So I’m done with surgery and six rounds of chemo for my breast cancer, but if you thought that was the end of my treatment, you’re in for a surprise – I still have a good couple of months of radiotherapy to go!
Firstly, you may be wondering what radiotherapy really is. I have often wondered the same myself, and have provided such vague answers to my friends as “Well, you lie on a machine and they sort of ‘radiotherap’ you… Erm, I mean, they give you radiation on your boobs” or something like that. I never know the right verb. So here’s a better definition, courtesy of the St Luke’s Hospital breast cancer radiotherapy guide:
“Radiotherapy uses carefully measured doses of radiation to treat many conditions, most of which are cancers… A high dose of radiation damages cells and stops them from growing and dividing.
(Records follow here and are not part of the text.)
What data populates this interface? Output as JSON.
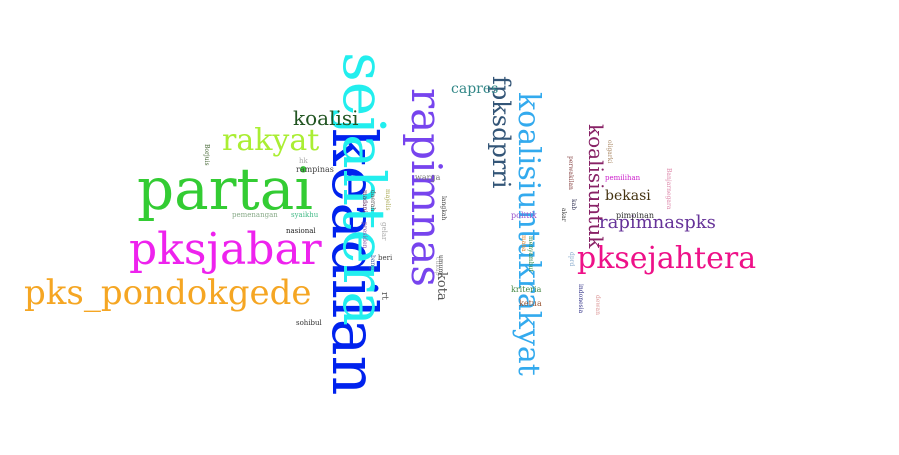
{
  "words": [
    {
      "text": "keadilan",
      "color": "#0022ee"
    },
    {
      "text": "sejahtera",
      "color": "#22eeee"
    },
    {
      "text": "partai",
      "color": "#33cc33"
    },
    {
      "text": "rapimnas",
      "color": "#7744ee"
    },
    {
      "text": "pksjabar",
      "color": "#ee22ee"
    },
    {
      "text": "koalisiuntukrakyat",
      "color": "#33aaee"
    },
    {
      "text": "pks_pondokgede",
      "color": "#f5a623"
    },
    {
      "text": "pksejahtera",
      "color": "#ee1188"
    },
    {
      "text": "fpksdprri",
      "color": "#335577"
    },
    {
      "text": "rakyat",
      "color": "#aaee33"
    },
    {
      "text": "koalisiuntuk",
      "color": "#882266"
    },
    {
      "text": "rapimnaspks",
      "color": "#663399"
    },
    {
      "text": "koalisi",
      "color": "#225522"
    },
    {
      "text": "capres",
      "color": "#338888"
    },
    {
      "text": "bekasi",
      "color": "#443311"
    },
    {
      "text": "kota",
      "color": "#555555"
    },
    {
      "text": "pimpinan",
      "color": "#333333"
    },
    {
      "text": "politik",
      "color": "#9955cc"
    },
    {
      "text": "kriteria",
      "color": "#448844"
    },
    {
      "text": "ketua",
      "color": "#995533"
    },
    {
      "text": "rampinas",
      "color": "#444444"
    },
    {
      "text": "warga",
      "color": "#777777"
    },
    {
      "text": "nasional",
      "color": "#222222"
    },
    {
      "text": "pemenangan",
      "color": "#88aa88"
    },
    {
      "text": "syaikhu",
      "color": "#44bb88"
    },
    {
      "text": "sohibul",
      "color": "#333333"
    },
    {
      "text": "pemilihan",
      "color": "#cc22cc"
    },
    {
      "text": "hk",
      "color": "#aaaaaa"
    },
    {
      "text": "beri",
      "color": "#444444"
    },
    {
      "text": "rt",
      "color": "#555555"
    },
    {
      "text": "gelar",
      "color": "#aaaaaa"
    },
    {
      "text": "umum",
      "color": "#333333"
    },
    {
      "text": "indonesia",
      "color": "#333388"
    },
    {
      "text": "menyambut",
      "color": "#338844"
    },
    {
      "text": "langkah",
      "color": "#444444"
    },
    {
      "text": "bang",
      "color": "#4466aa"
    },
    {
      "text": "daerah",
      "color": "#555555"
    },
    {
      "text": "oligarki",
      "color": "#aa8866"
    },
    {
      "text": "perwakilan",
      "color": "#884444"
    },
    {
      "text": "kab",
      "color": "#333355"
    },
    {
      "text": "akar",
      "color": "#444444"
    },
    {
      "text": "Banjarnegara",
      "color": "#dd88aa"
    },
    {
      "text": "dewan",
      "color": "#dd9999"
    },
    {
      "text": "Borjuis",
      "color": "#446633"
    },
    {
      "text": "madani",
      "color": "#663366"
    },
    {
      "text": "majelis",
      "color": "#aaaa55"
    },
    {
      "text": "presiden",
      "color": "#8855aa"
    },
    {
      "text": "cukup",
      "color": "#aaaaaa"
    },
    {
      "text": "dprd",
      "color": "#88aacc"
    },
    {
      "text": "mana",
      "color": "#dd8833"
    }
  ]
}
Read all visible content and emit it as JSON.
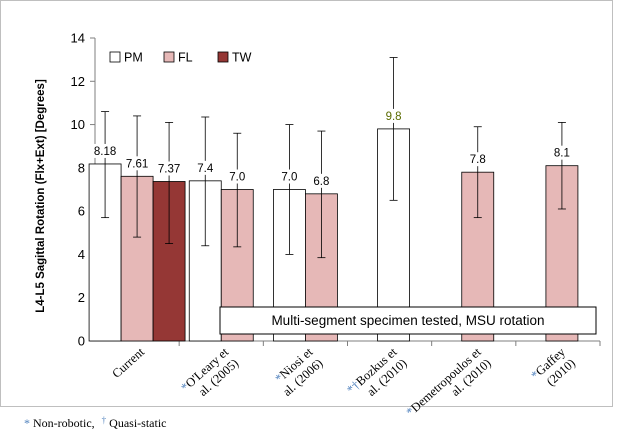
{
  "chart_data": {
    "type": "bar",
    "title": "",
    "ylabel": "L4-L5 Sagittal Rotation (Flx+Ext) [Degrees]",
    "xlabel": "",
    "ylim": [
      0,
      14
    ],
    "yticks": [
      "0",
      "2",
      "4",
      "6",
      "8",
      "10",
      "12",
      "14"
    ],
    "grid": false,
    "legend_position": "top-left",
    "colors": {
      "PM": "#ffffff",
      "FL": "#e6b8b7",
      "TW": "#953735"
    },
    "groups": [
      {
        "label": "Current",
        "markers": "",
        "bars": [
          {
            "series": "PM",
            "value": 8.18,
            "err_low": 5.7,
            "err_high": 10.6,
            "label": "8.18"
          },
          {
            "series": "FL",
            "value": 7.61,
            "err_low": 4.8,
            "err_high": 10.4,
            "label": "7.61"
          },
          {
            "series": "TW",
            "value": 7.37,
            "err_low": 4.5,
            "err_high": 10.1,
            "label": "7.37"
          }
        ]
      },
      {
        "label": "O'Leary et al. (2005)",
        "markers": "*",
        "bars": [
          {
            "series": "PM",
            "value": 7.4,
            "err_low": 4.4,
            "err_high": 10.35,
            "label": "7.4"
          },
          {
            "series": "FL",
            "value": 7.0,
            "err_low": 4.35,
            "err_high": 9.6,
            "label": "7.0"
          }
        ]
      },
      {
        "label": "Niosi et al. (2006)",
        "markers": "*",
        "bars": [
          {
            "series": "PM",
            "value": 7.0,
            "err_low": 4.0,
            "err_high": 10.0,
            "label": "7.0"
          },
          {
            "series": "FL",
            "value": 6.8,
            "err_low": 3.85,
            "err_high": 9.7,
            "label": "6.8"
          }
        ]
      },
      {
        "label": "Bozkus et al. (2010)",
        "markers": "*†",
        "bars": [
          {
            "series": "PM",
            "value": 9.8,
            "err_low": 6.5,
            "err_high": 13.1,
            "label": "9.8"
          }
        ]
      },
      {
        "label": "Demetropoulos et al. (2010)",
        "markers": "*",
        "bars": [
          {
            "series": "FL",
            "value": 7.8,
            "err_low": 5.7,
            "err_high": 9.9,
            "label": "7.8"
          }
        ]
      },
      {
        "label": "Gaffey (2010)",
        "markers": "*",
        "bars": [
          {
            "series": "FL",
            "value": 8.1,
            "err_low": 6.1,
            "err_high": 10.1,
            "label": "8.1"
          }
        ]
      }
    ],
    "legend": [
      "PM",
      "FL",
      "TW"
    ],
    "annotation": "Multi-segment specimen tested, MSU rotation"
  },
  "figure": {
    "footnote": {
      "star": "*",
      "star_text": "Non-robotic,",
      "dagger": "†",
      "dagger_text": "Quasi-static"
    }
  }
}
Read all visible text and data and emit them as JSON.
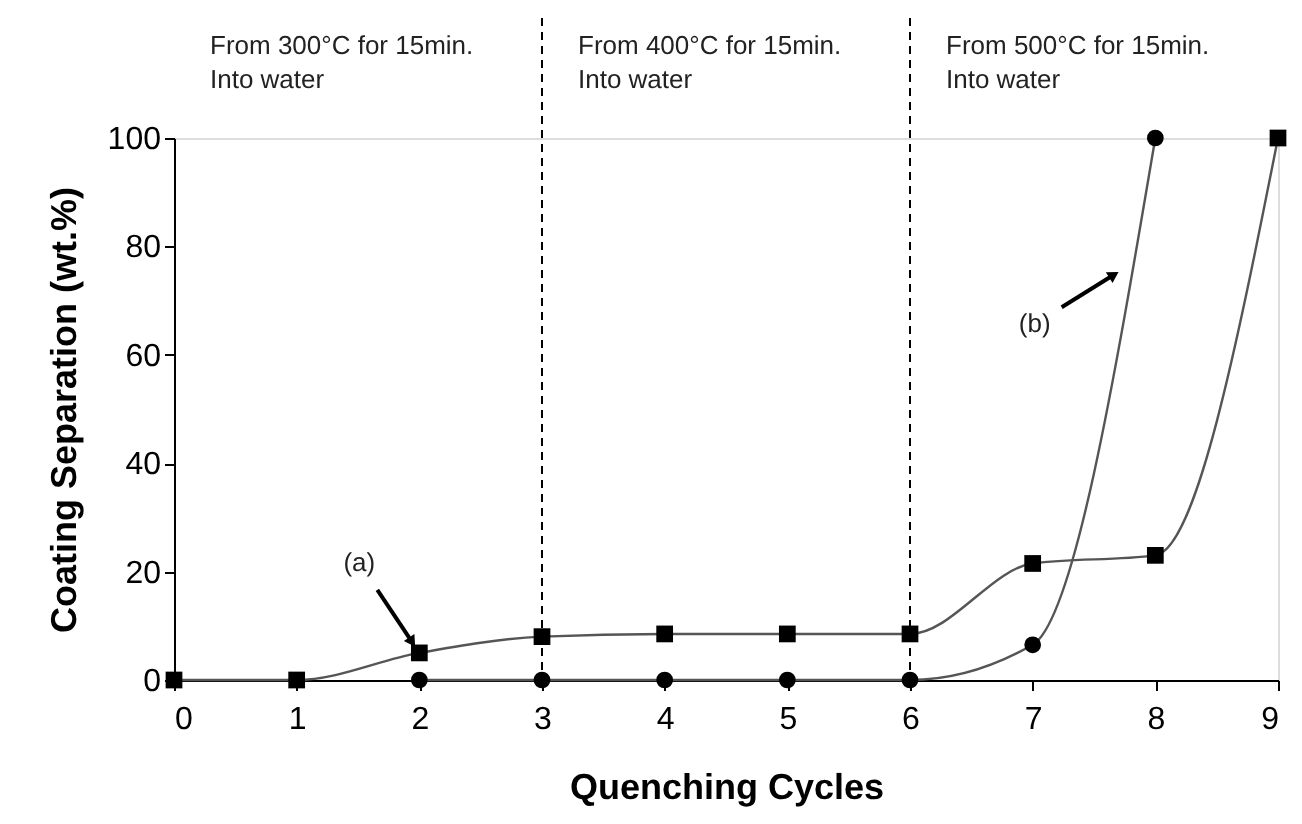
{
  "chart_data": {
    "type": "line",
    "xlabel": "Quenching Cycles",
    "ylabel": "Coating Separation (wt.%)",
    "xlim": [
      0,
      9
    ],
    "xticks": [
      0,
      1,
      2,
      3,
      4,
      5,
      6,
      7,
      8,
      9
    ],
    "ylim": [
      0,
      100
    ],
    "yticks": [
      0,
      20,
      40,
      60,
      80,
      100
    ],
    "series": [
      {
        "color": "#000000",
        "marker": "square",
        "x": [
          0,
          1,
          2,
          3,
          4,
          5,
          6,
          7,
          8,
          9
        ],
        "values": [
          0,
          0,
          5,
          8,
          8.5,
          8.5,
          8.5,
          21.5,
          23,
          100
        ]
      },
      {
        "color": "#000000",
        "marker": "circle",
        "x": [
          2,
          3,
          4,
          5,
          6,
          7,
          8
        ],
        "values": [
          0,
          0,
          0,
          0,
          0,
          6.5,
          100
        ]
      }
    ],
    "ref_lines": [
      {
        "axis": "x",
        "value": 3,
        "line_style": "dashed",
        "color": "#000000"
      },
      {
        "axis": "x",
        "value": 6,
        "line_style": "dashed",
        "color": "#000000"
      }
    ],
    "annotations": [
      "From 300°C for 15min.\nInto water",
      "From 400°C for 15min.\nInto water",
      "From 500°C for 15min.\nInto water",
      {
        "text": "(a)",
        "x": 2,
        "y": 5
      },
      {
        "text": "(b)",
        "x": 7.75,
        "y": 76
      }
    ],
    "grid": false
  }
}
Cancer cells, which are abnormal cells, tend not to recover… Radiotherapy is given to the same part of the body each day.”
I have to have 33 sessions of radio – that’s every day, Monday-Friday for 6 1/2 weeks, starting Jan. 2. That includes 25 sessions of radiotherapy on my whole breast and a further 8 sessions just in the area where the tumour was. Each session only lasts 10-20 minutes though, so it’s not like chemo, and I should be done by the end of February.
So, this Thursday (Dec. 27) I’m going back to Dublin for the day to have a CT scan to determine the exact location for my treatment (my left boob). I then have to have two permanent tattoos done somewhere near my boobs so that the doctors can line the radiotherapy equipment up in the exact same place each time according to my markings. The tattoos are basically just two tiny little specks, like small freckles, but I’m thinking maybe I could have them elaborated into something bigger in a year or so!? Perhaps a “Cancer woz ere” or some little symbols… Hmm!
I will then return to Dublin on Jan. 1 to start the treatment the following day and hopefully return to work as much as I can. Unlike chemotherapy, radiotherapy doesn’t make you feel sick and is generally seen as the kinder of the two treatments. However, it still has its own set of side effects, such as making the skin very sore, irritated and red for a few months. The main side effect of radiotherapy is the tiredness, which gets worse and worse as the treatment goes on, and lasts for a month or so afterwards. And, in a very small percentage of people, (I think 3 in 1,000), radiotherapy can cause another type of cancer later down the line, so fingers crossed I’m not that unlucky.
The good news is radiotherapy won’t stop my hair growing back. Phew.
So… that’s that. Goodbye chemo for 2012, welcome radiotherapy for 2013!
This will probably be my last post before Christmas, so here’s wishing you all a very merry Christmas. Thanks to all those of you who’ve sent me very thoughtful cards and things – I have definitely received more than I would in a non-cancerous year so it’s nice that you’re all thinking of me!
And finally, a special thanks to John Hartson and his sister Victoria, who very kindly sent me a signed copy of “Please Don’t Go,” John’s book about his own battle with cancer. I’m looking forward to reading it!